David, unser Sohn, ist circa vierzehn Jahre alt. Es ist nicht so, dass ich nicht genau wüsste wann er geboren wurde, aber er war schon von Anfang an ein unscheinbares Kind. Einmal hätten wir ihn fast in einem Schnellrestaurant in seiner Babyschale vergessen, was unter anderem auch daran lag, dass meine Englischschüler dort ihr erarbeitetes Kulturwissen erproben wollten. Den kulturellen Schaden wollte ich nun nicht mit verantworten, nach allem was ich den Schülern so gepredigt hatte über dieses weltweite, krank machende Fastfood Essen, die Gleichmacherei, von Qualität und Arbeitsbedingungen ganz zu schweigen und wollte unerkannt entschwinden. Wir waren schon fast aus der Tür, als die asiatisch aussehende, äußerst fürsorgliche Mitarbeiterin uns den Jungen hinterher gebracht hatte. „Hallo, sie haben ihr Baby vergessen!“ rief sie uns durch den ganzen Raum zu, in dem sich so ziemlich alle Augenpaare auf mich gerichtet hatten. Als Vorbild sollte man sich auch wirklich vorbildlich verhalten und man muss halt immer wissen, was für das Ansehen wichtig ist.

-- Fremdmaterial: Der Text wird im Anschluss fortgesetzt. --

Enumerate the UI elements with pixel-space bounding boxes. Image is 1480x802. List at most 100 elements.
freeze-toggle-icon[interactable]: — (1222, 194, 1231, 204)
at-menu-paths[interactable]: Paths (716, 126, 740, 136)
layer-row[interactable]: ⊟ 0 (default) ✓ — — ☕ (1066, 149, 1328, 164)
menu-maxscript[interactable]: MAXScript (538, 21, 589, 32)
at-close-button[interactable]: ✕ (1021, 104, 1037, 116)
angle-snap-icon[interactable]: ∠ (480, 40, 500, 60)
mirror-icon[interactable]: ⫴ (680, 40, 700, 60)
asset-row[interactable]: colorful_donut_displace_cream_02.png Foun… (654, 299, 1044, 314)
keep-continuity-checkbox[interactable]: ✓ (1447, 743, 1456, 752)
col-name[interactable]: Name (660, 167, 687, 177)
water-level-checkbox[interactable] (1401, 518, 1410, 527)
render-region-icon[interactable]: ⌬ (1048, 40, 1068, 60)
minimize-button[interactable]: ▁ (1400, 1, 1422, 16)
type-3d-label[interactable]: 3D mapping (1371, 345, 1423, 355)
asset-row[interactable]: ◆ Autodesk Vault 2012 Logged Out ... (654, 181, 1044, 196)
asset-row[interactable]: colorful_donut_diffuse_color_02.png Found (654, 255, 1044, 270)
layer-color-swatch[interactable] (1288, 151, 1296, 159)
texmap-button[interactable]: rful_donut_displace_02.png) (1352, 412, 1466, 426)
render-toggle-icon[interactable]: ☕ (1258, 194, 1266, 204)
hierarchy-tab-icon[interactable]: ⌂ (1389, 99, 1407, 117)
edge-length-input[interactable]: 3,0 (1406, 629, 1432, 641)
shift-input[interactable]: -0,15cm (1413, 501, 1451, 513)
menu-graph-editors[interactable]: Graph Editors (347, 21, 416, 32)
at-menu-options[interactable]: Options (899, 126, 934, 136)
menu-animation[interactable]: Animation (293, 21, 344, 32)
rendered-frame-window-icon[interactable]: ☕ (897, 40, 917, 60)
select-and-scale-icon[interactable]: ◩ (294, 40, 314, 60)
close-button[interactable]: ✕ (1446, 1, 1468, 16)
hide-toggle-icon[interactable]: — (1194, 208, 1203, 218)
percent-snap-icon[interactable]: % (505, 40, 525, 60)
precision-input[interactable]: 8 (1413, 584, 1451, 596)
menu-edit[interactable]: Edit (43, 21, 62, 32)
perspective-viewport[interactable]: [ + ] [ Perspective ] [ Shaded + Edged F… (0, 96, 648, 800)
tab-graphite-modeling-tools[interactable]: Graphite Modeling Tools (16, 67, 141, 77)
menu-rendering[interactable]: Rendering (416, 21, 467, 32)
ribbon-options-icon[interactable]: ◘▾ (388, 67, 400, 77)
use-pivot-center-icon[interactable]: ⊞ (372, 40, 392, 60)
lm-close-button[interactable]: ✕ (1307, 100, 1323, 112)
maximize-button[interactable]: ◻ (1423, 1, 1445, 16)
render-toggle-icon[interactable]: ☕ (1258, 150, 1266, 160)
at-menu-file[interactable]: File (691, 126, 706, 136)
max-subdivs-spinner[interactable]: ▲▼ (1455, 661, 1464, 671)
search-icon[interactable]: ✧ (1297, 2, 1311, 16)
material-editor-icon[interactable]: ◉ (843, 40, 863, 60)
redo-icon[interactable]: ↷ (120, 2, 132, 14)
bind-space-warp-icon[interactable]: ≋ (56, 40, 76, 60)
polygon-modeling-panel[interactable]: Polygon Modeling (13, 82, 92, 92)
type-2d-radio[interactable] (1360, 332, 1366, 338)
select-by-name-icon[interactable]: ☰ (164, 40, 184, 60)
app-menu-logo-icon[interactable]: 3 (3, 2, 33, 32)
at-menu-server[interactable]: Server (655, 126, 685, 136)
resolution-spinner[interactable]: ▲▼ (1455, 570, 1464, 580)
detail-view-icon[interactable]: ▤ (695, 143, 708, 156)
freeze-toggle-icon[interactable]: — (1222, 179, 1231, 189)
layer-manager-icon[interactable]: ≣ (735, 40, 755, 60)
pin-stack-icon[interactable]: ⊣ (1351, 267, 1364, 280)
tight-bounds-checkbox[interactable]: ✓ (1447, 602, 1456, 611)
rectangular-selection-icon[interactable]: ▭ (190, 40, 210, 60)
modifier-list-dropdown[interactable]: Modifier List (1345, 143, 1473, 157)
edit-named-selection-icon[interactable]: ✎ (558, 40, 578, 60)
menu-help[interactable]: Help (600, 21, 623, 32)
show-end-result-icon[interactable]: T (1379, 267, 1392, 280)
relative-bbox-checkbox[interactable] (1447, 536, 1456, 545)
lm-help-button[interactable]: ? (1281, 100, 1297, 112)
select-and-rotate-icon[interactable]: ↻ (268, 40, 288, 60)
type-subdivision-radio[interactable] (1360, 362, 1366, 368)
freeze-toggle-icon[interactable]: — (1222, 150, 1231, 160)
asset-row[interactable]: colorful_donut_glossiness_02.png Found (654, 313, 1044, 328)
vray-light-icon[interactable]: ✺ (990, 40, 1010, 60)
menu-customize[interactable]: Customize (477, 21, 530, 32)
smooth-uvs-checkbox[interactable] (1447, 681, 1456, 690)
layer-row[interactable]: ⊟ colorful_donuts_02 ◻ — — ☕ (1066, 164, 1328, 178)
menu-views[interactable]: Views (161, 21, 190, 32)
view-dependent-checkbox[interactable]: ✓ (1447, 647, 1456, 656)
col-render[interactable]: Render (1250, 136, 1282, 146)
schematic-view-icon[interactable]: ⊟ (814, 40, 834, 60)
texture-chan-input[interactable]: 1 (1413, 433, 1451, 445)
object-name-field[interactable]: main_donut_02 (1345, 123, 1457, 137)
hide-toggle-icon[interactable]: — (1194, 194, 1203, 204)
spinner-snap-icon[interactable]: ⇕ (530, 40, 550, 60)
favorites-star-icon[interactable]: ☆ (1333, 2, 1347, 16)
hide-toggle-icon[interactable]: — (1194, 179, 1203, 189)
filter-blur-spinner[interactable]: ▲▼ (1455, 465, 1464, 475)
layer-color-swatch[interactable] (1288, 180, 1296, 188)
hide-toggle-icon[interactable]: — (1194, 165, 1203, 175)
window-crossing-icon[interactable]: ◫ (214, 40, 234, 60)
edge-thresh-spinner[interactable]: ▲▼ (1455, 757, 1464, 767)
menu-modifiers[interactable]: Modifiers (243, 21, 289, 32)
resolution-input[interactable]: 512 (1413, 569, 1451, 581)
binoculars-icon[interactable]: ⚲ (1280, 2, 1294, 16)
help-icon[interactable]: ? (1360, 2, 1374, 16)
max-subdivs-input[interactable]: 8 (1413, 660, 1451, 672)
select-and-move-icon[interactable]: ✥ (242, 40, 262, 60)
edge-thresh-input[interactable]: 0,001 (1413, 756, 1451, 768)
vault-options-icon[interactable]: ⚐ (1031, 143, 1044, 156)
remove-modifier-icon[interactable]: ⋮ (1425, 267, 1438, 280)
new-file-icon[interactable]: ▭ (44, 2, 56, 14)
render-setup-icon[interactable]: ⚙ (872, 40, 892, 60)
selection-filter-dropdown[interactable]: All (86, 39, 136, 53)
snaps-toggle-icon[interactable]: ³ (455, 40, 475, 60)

Die Nächte waren problemlos, keine Kinderkrankheiten, an die ich mich erinnern kann und er gehört uns beiden, mir und meiner Frau, soweit ich das aus der Ferne beurteilen kann, denn eigentlich bekomme ich ihn selten zu Gesicht. Während der gemeinsamen Mahlzeiten ist er äußerst wortkarg und auf unsere Fragen gibt er schmallippige Antworten. Das erinnerte mich an den Großvater von Brigitte, väterlicherseits, dem man auch alles aus der Nase ziehen konnte. Den spanischen Großvater hatten wir nie kennengelernt. Brigitte sagt, die verschwinden ab einem bestimmten Alter und werden nie mehr gesehen. So wie bei uns die Katzen. Das habe ich ihr aber diesmal nicht geglaubt.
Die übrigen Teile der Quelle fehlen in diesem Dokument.